MULTAN, Pakistan – Nazir Ahmed appears calm and unrepentant as he recounts how he slit the throats of his three young daughters and their 25-year old stepsister to salvage his family's "honor" — a crime that shocked Pakistan.
The 40-year old laborer, speaking to The Associated Press in police detention as he was being shifted to prison, confessed to just one regret — that he didn't murder the stepsister's alleged lover too.
Hundreds of girls and women are murdered by male relatives each year in this conservative Islamic nation, and rights groups said Wednesday such "honor killings" will only stop when authorities get serious about punishing perpetrators.
The independent Human Rights Commission of Pakistan said that in more than half of such cases that make it to court, most end with cash settlements paid by relatives to the victims' families, although under a law passed last year, the minimum penalty is 10 years, the maximum death by hanging.
Ahmed's killing spree — witnessed by his wife Rehmat Bibi as she cradled their 3 month-old baby son — happened Friday night at their home in the cotton-growing village of Gago Mandi in eastern Punjab province.
It is the latest of more than 260 such honor killings documented by the rights commission, mostly from media reports, during the first 11 months of 2005.
Bibi recounted how she was woken by a shriek as Ahmed put his hand to the mouth of his stepdaughter Muqadas and cut her throat with a machete. Bibi looked helplessly on from the corner of the room as he then killed the three girls — Bano, 8, Sumaira, 7, and Humaira, 4 — pausing between the slayings to brandish the bloodstained knife at his wife, warning her not to intervene or raise alarm.
"I was shivering with fear. I did not know how to save my daughters," Bibi, sobbing, told AP by phone from the village. "I begged my husband to spare my daughters but he said, 'If you make a noise, I will kill you.'"
"The whole night the bodies of my daughters lay in front of me," she said.
The next morning, Ahmed was arrested.
Speaking to AP in the back of police pickup truck late Tuesday as he was shifted to a prison in the city of Multan, Ahmed showed no contrition. Appearing disheveled but composed, he said he killed Muqadas because she had committed adultery, and his daughters because he didn't want them to do the same when they grew up.
He said he bought a butcher's knife and a machete after midday prayers on Friday and hid them in the house where he carried out the killings.
"I thought the younger girls would do what their eldest sister had done, so they should be eliminated," he said, his hands cuffed, his face unshaven. "We are poor people and we have nothing else to protect but our honor."
Despite Ahmed's contention that Muqadas had committed adultery — a claim made by her husband — the rights commission reported that according to local people, Muqadas had fled her husband because he had abused her and forced her to work in a brick-making factory.
Police have said they do not know the identity or whereabouts of Muqadas' alleged lover.
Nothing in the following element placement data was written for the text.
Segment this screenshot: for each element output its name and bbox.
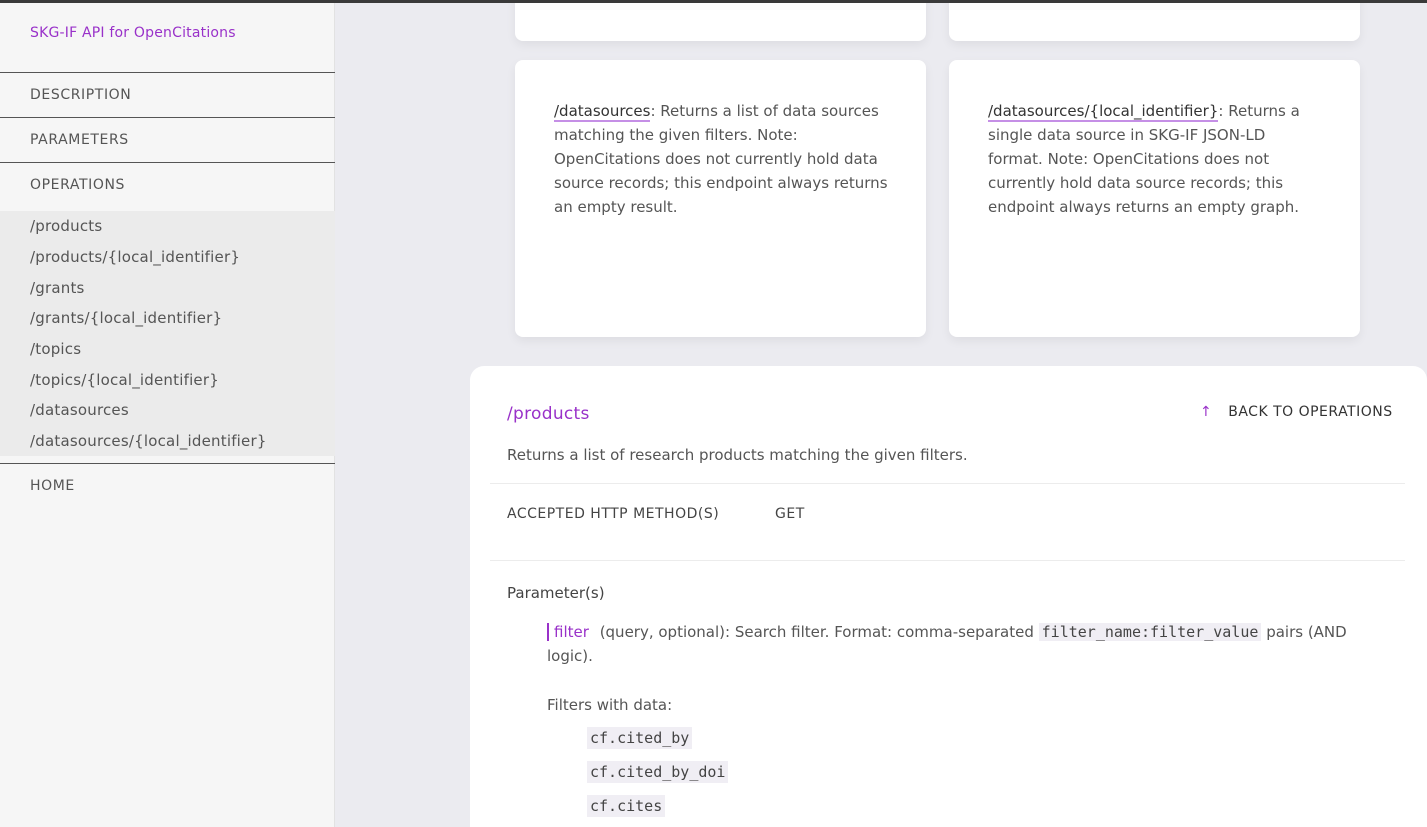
filter-item: cf.cited_by bbox=[587, 727, 693, 749]
parameter-format-code: filter_name:filter_value bbox=[1038, 623, 1262, 641]
filter-item: cf.cited_by_doi bbox=[587, 761, 729, 783]
sidebar-op-topics-id[interactable]: /topics/{local_identifier} bbox=[30, 371, 219, 389]
operation-card-text: /datasources/{local_identifier}: Returns… bbox=[988, 99, 1323, 219]
sidebar-item-description[interactable]: DESCRIPTION bbox=[0, 72, 335, 117]
filter-item: cf.cites bbox=[587, 795, 666, 817]
methods-value: GET bbox=[775, 506, 805, 522]
operation-card-datasources-id: /datasources/{local_identifier}: Returns… bbox=[949, 60, 1360, 337]
sidebar: SKG-IF API for OpenCitations DESCRIPTION… bbox=[0, 3, 335, 827]
back-to-operations-label: BACK TO OPERATIONS bbox=[1228, 404, 1393, 420]
parameter-filter: filter (query, optional): Search filter.… bbox=[547, 620, 1367, 668]
sidebar-brand-link[interactable]: SKG-IF API for OpenCitations bbox=[30, 25, 236, 41]
operation-description: Returns a list of research products matc… bbox=[507, 446, 968, 464]
operation-card-partial-left bbox=[515, 0, 926, 41]
endpoint-link-datasources-id[interactable]: /datasources/{local_identifier} bbox=[988, 102, 1219, 122]
parameters-title: Parameter(s) bbox=[507, 584, 605, 602]
back-to-operations-button[interactable]: ↑ BACK TO OPERATIONS bbox=[1200, 404, 1393, 420]
parameter-name: filter bbox=[547, 623, 589, 641]
divider bbox=[490, 483, 1405, 484]
operation-card-partial-right bbox=[949, 0, 1360, 41]
parameter-desc-prefix: (query, optional): Search filter. Format… bbox=[599, 623, 1034, 641]
sidebar-op-products-id[interactable]: /products/{local_identifier} bbox=[30, 248, 240, 266]
operation-card-text: /datasources: Returns a list of data sou… bbox=[554, 99, 889, 219]
sidebar-item-home[interactable]: HOME bbox=[0, 463, 335, 508]
sidebar-item-operations[interactable]: OPERATIONS bbox=[0, 162, 335, 207]
divider bbox=[490, 560, 1405, 561]
operation-panel-products: /products ↑ BACK TO OPERATIONS Returns a… bbox=[470, 366, 1427, 827]
operation-card-datasources: /datasources: Returns a list of data sou… bbox=[515, 60, 926, 337]
sidebar-op-topics[interactable]: /topics bbox=[30, 340, 81, 358]
arrow-up-icon: ↑ bbox=[1200, 404, 1213, 420]
top-border bbox=[0, 0, 1427, 3]
sidebar-op-products[interactable]: /products bbox=[30, 217, 102, 235]
endpoint-link-datasources[interactable]: /datasources bbox=[554, 102, 651, 122]
sidebar-op-grants-id[interactable]: /grants/{local_identifier} bbox=[30, 309, 222, 327]
operation-title: /products bbox=[507, 404, 590, 424]
sidebar-op-datasources[interactable]: /datasources bbox=[30, 401, 129, 419]
sidebar-item-parameters[interactable]: PARAMETERS bbox=[0, 117, 335, 162]
sidebar-op-grants[interactable]: /grants bbox=[30, 279, 85, 297]
methods-label: ACCEPTED HTTP METHOD(S) bbox=[507, 506, 720, 522]
filters-title: Filters with data: bbox=[547, 696, 673, 714]
sidebar-op-datasources-id[interactable]: /datasources/{local_identifier} bbox=[30, 432, 267, 450]
sidebar-operations-list: /products /products/{local_identifier} /… bbox=[0, 211, 335, 456]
Muqadas was Bibi's daughter by her first marriage to Ahmed's brother, who died 14 years ago. Ahmed married his brother's widow, as is customary under Islamic tradition.
"Women are treated as property and those committing crimes against them do not get punished," said the rights commission's director, Kamla Hyat. "The steps taken by our government have made no real difference."
Activists accuse President Gen. Pervez Musharraf, a self-styled moderate Muslim, of reluctance to reform outdated Islamized laws that make it difficult to secure convictions in rape, acid attacks and other cases of violence against women. They say police are often reluctant to prosecute, regarding such crimes as family disputes.
Statistics on honor killings are confused and imprecise, but figures from the rights commission's Web site and its officials show a marked reduction in cases this year: 267 in the first 11 months of 2005, compared with 579 during all of 2004. The Ministry of Women's Development said it had no reliable figures.
Ijaz Elahi, the ministry's joint secretary, said the violence was decreasing and that increasing numbers of victims were reporting incidents to police or the media. Laws, including one passed last year to beef up penalties for honor killings, had been toughened, she said.
Police in Multan said they would complete their investigation into Ahmed's case in the next two weeks and that he faces the death sentence if he is convicted for the killings and terrorizing his neighborhood.
Ahmed, who did not resist arrest, was unrepentant.
"I told the police that I am an honorable father and I slaughtered my dishonored daughter and the three other girls," he said. "I wish that I get a chance to eliminate the boy she ran away with and set his home on fire."